AEC: Along those lines, I feel like locations plays an extremely important role in setting up mood and inviting dread in Toad Road. Did you grow up in York? If so, how much of this film is informed by your own teenage time spent in woods and caves of the region?
JB: Yeah I grew up in York and hung out in most of the locations featured in the film. Although some of the spots were also places the actors recommended in Maryland. I spent a long time location scouting with an old friend who took me hiking to remote areas and hidden caves. I knew the blending of natural environments and drug exploration would be the perfect backdrop for the film visually.

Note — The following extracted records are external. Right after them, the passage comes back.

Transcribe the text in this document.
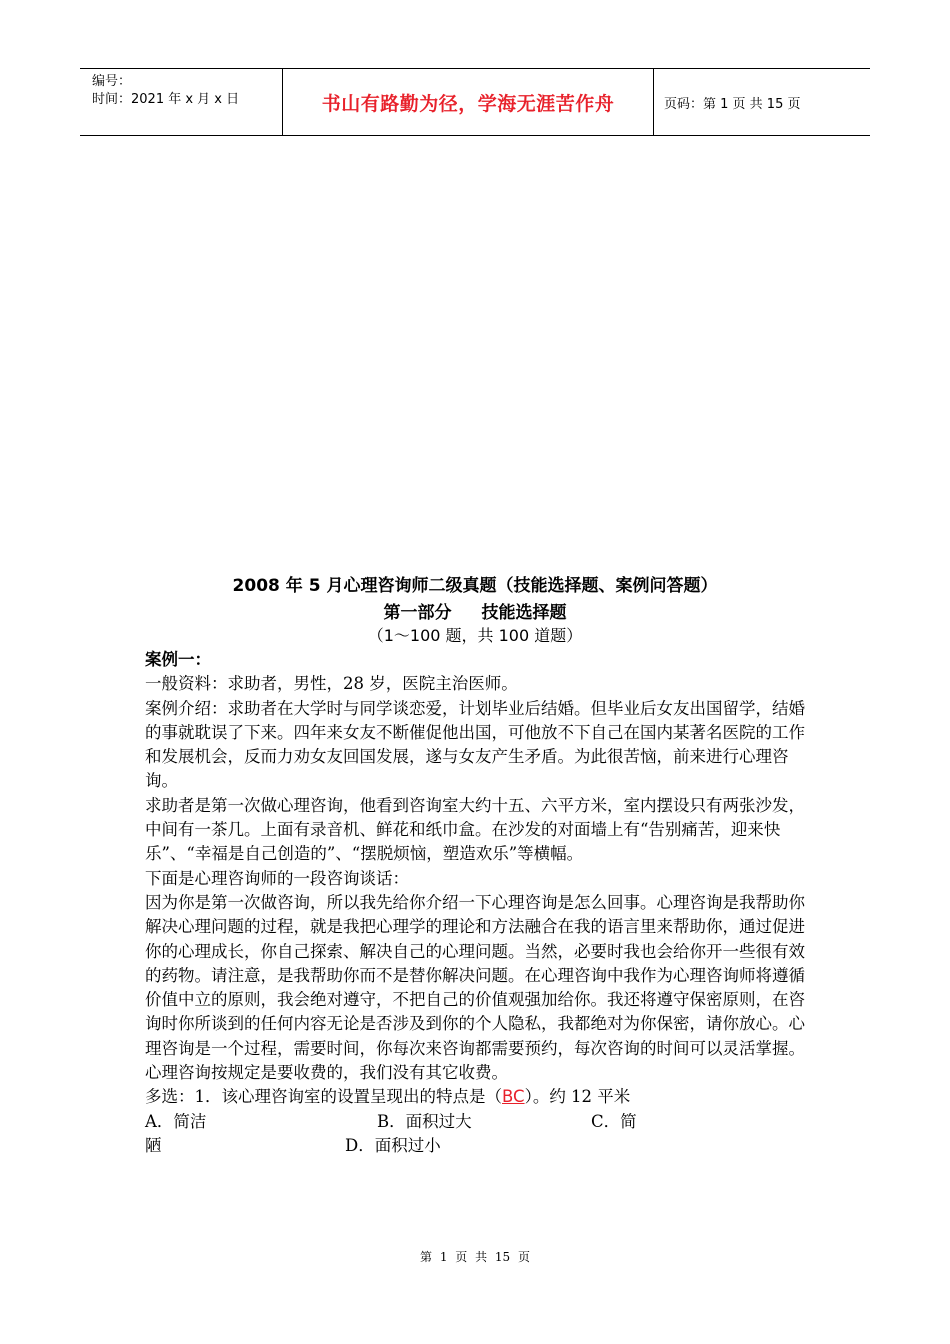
编号：
时间：2021 年 x 月 x 日	书山有路勤为径，学海无涯苦作舟	页码：第 1 页 共 15 页
2008 年 5 月心理咨询师二级真题（技能选择题、案例问答题）
第一部分 技能选择题
（1～100 题，共 100 道题）

案例一：

一般资料：求助者，男性，28 岁，医院主治医师。

案例介绍：求助者在大学时与同学谈恋爱，计划毕业后结婚。但毕业后女友出国留学，结婚的事就耽误了下来。四年来女友不断催促他出国，可他放不下自己在国内某著名医院的工作和发展机会，反而力劝女友回国发展，遂与女友产生矛盾。为此很苦恼，前来进行心理咨询。

求助者是第一次做心理咨询，他看到咨询室大约十五、六平方米，室内摆设只有两张沙发，中间有一茶几。上面有录音机、鲜花和纸巾盒。在沙发的对面墙上有“告别痛苦，迎来快乐”、“幸福是自己创造的”、“摆脱烦恼，塑造欢乐”等横幅。

下面是心理咨询师的一段咨询谈话：

因为你是第一次做咨询，所以我先给你介绍一下心理咨询是怎么回事。心理咨询是我帮助你解决心理问题的过程，就是我把心理学的理论和方法融合在我的语言里来帮助你，通过促进你的心理成长，你自己探索、解决自己的心理问题。当然，必要时我也会给你开一些很有效的药物。请注意，是我帮助你而不是替你解决问题。在心理咨询中我作为心理咨询师将遵循价值中立的原则，我会绝对遵守，不把自己的价值观强加给你。我还将遵守保密原则，在咨询时你所谈到的任何内容无论是否涉及到你的个人隐私，我都绝对为你保密，请你放心。心理咨询是一个过程，需要时间，你每次来咨询都需要预约，每次咨询的时间可以灵活掌握。心理咨询按规定是要收费的，我们没有其它收费。

多选：1．该心理咨询室的设置呈现出的特点是（BC）。约 12 平米

A．简洁	B．面积过大	C．简
陋	D．面积过小
第 1 页 共 15 页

AEC: Can you talk a bit more about the urban legend the film is set against? I had never heard of “Toad Road” or The Seven Gates of Hell before watching this film…

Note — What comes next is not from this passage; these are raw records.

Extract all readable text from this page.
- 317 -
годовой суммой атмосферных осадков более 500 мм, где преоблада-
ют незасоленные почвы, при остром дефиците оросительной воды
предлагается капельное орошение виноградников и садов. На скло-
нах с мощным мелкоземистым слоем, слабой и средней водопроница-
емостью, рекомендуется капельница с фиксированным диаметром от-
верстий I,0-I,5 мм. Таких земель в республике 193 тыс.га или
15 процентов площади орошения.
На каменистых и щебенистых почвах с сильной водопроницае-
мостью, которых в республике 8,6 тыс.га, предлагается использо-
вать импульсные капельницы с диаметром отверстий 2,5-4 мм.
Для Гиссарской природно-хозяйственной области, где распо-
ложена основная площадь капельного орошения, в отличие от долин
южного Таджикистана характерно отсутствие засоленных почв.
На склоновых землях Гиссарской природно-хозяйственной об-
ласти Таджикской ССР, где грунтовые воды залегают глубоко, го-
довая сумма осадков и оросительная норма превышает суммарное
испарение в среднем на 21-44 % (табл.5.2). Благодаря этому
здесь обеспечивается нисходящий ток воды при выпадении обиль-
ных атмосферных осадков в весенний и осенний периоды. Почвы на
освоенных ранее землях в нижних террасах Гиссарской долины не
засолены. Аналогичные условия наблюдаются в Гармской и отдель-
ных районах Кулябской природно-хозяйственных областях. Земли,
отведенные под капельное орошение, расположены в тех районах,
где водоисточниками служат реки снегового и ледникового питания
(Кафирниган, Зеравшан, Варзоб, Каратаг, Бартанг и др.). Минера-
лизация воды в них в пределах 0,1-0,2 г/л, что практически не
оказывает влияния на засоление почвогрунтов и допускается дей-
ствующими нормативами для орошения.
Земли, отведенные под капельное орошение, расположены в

JB: Yeah the urban legend is called “The Seven Gates of Hell” which is pretty self-explanatory. “Toad Road” is the name of the road in York, PA that supposedly contains the seven gates. You can read the different stories about it online, even Wikipedia has a page for it, but I had been hearing about it since high school from friends. I think it’s one of the more interesting concepts to base an urban legend around and paralleled the drug aspect of the film perfectly.

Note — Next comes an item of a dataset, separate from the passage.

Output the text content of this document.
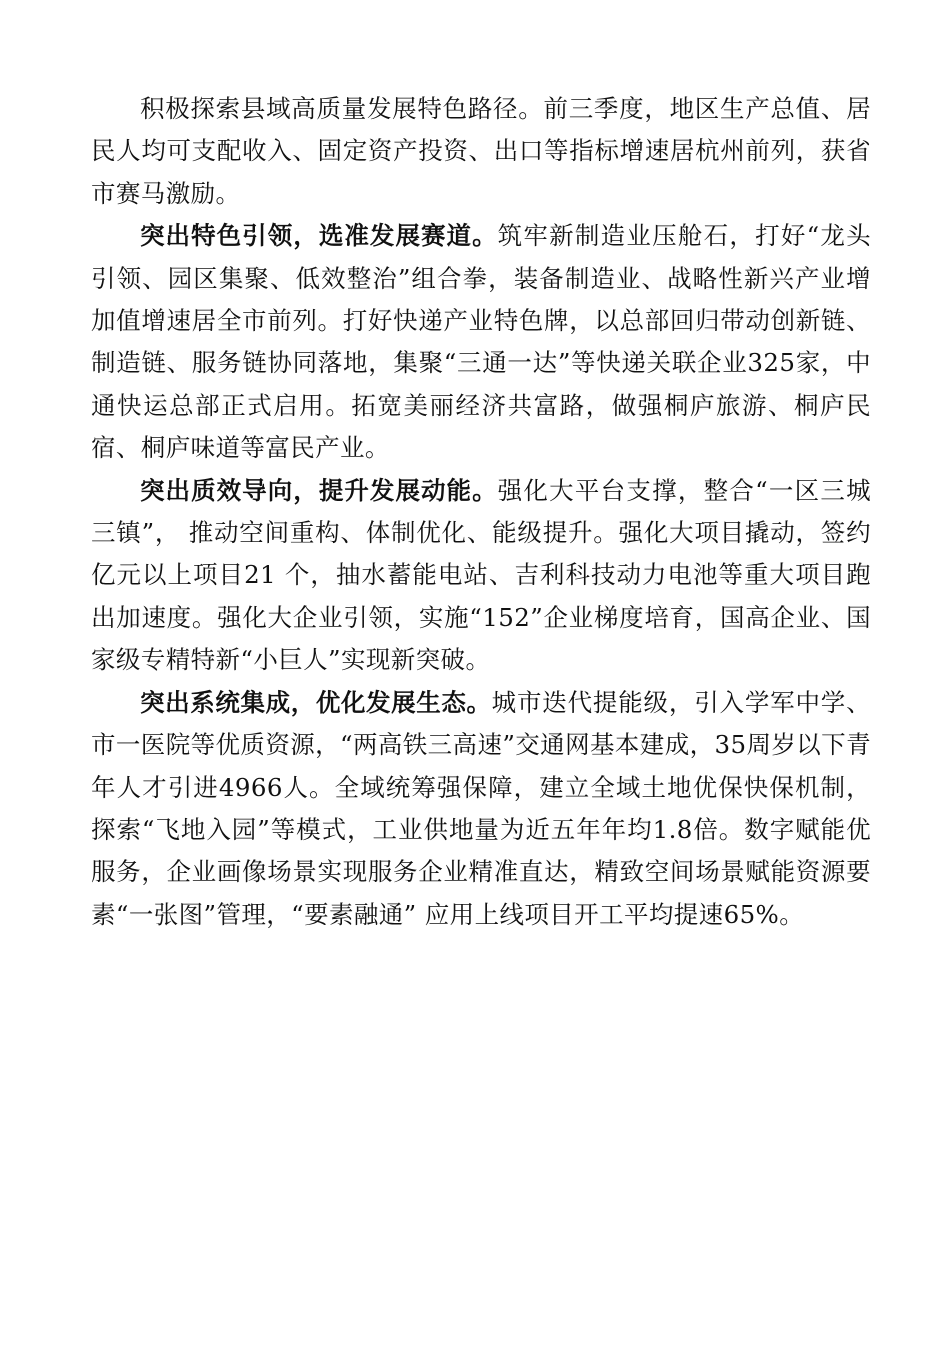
积极探索县域高质量发展特色路径。前三季度，地区生产总值、居民人均可支配收入、固定资产投资、出口等指标增速居杭州前列，获省市赛马激励。

突出特色引领，选准发展赛道。筑牢新制造业压舱石，打好“龙头引领、园区集聚、低效整治”组合拳，装备制造业、战略性新兴产业增加值增速居全市前列。打好快递产业特色牌，以总部回归带动创新链、制造链、服务链协同落地，集聚“三通一达”等快递关联企业325家，中通快运总部正式启用。拓宽美丽经济共富路，做强桐庐旅游、桐庐民宿、桐庐味道等富民产业。

突出质效导向，提升发展动能。强化大平台支撑，整合“一区三城三镇”， 推动空间重构、体制优化、能级提升。强化大项目撬动，签约亿元以上项目21 个，抽水蓄能电站、吉利科技动力电池等重大项目跑出加速度。强化大企业引领，实施“152”企业梯度培育，国高企业、国家级专精特新“小巨人”实现新突破。

突出系统集成，优化发展生态。城市迭代提能级，引入学军中学、市一医院等优质资源，“两高铁三高速”交通网基本建成，35周岁以下青年人才引进4966人。全域统筹强保障，建立全域土地优保快保机制，探索“飞地入园”等模式，工业供地量为近五年年均1.8倍。数字赋能优服务，企业画像场景实现服务企业精准直达，精致空间场景赋能资源要素“一张图”管理，“要素融通” 应用上线项目开工平均提速65%。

AEC: Toad Road doesn’t follow a conventional structure in the least, instead playing with the viewer’s senses and emotions, jumping around in time, intercutting to other images, and so on. Correct me if I’m wrong but it looks like it was a hell of a film to edit! Did you shoot much more than ended up in the final cut? Any tidbits worth knowing about?
JB: I did shoot a ton of stuff that never ended up being used, but Jorge Torres-Torres did an amazing job of taking the madness that we had captured and editing it down. I wanted the film to feel like a drug experience, a bad trip.
AEC: Can you talk a bit about the tremendous sound design work that went into the film? The aural and visual distortion and the eerie soundscape were truly terrifying and smartly used throughout.
JB: I’m a huge fan of drone, and effected field recordings. Dag Rosenqvist of the band Jasper TX made a few original songs for the film, and I used bits of his other music to create several key sound design elements.
AEC: If I’m not mistaken, you have a documentary film called My Name is Faith in the works? Can you talk a bit about that?
JB: “My Name is Faith” just premiered in May at Hot Docs in Toronto. It’s a collaborative project that’s about a young girl trying to overcome childhood trauma. To set the record straight “Toad Road” is my first feature and “My Name is Faith” is my second. I’m grateful that Canadians have been interested in my work.
AEC: Last question, for my own sake: what’s with the matching BMX bikes? Those were great-looking bikes! Too bad they get lost forever…or do they?
JB: Ha, yeah… they were the bikes my brother and I rode around on when we were kids. The morning I shot that scene we took them into the backyard and spray painted them. It’s very nostalgic for me.
Please note: Some elements of this interview were altered by the film’s publicist to maintain its mystique.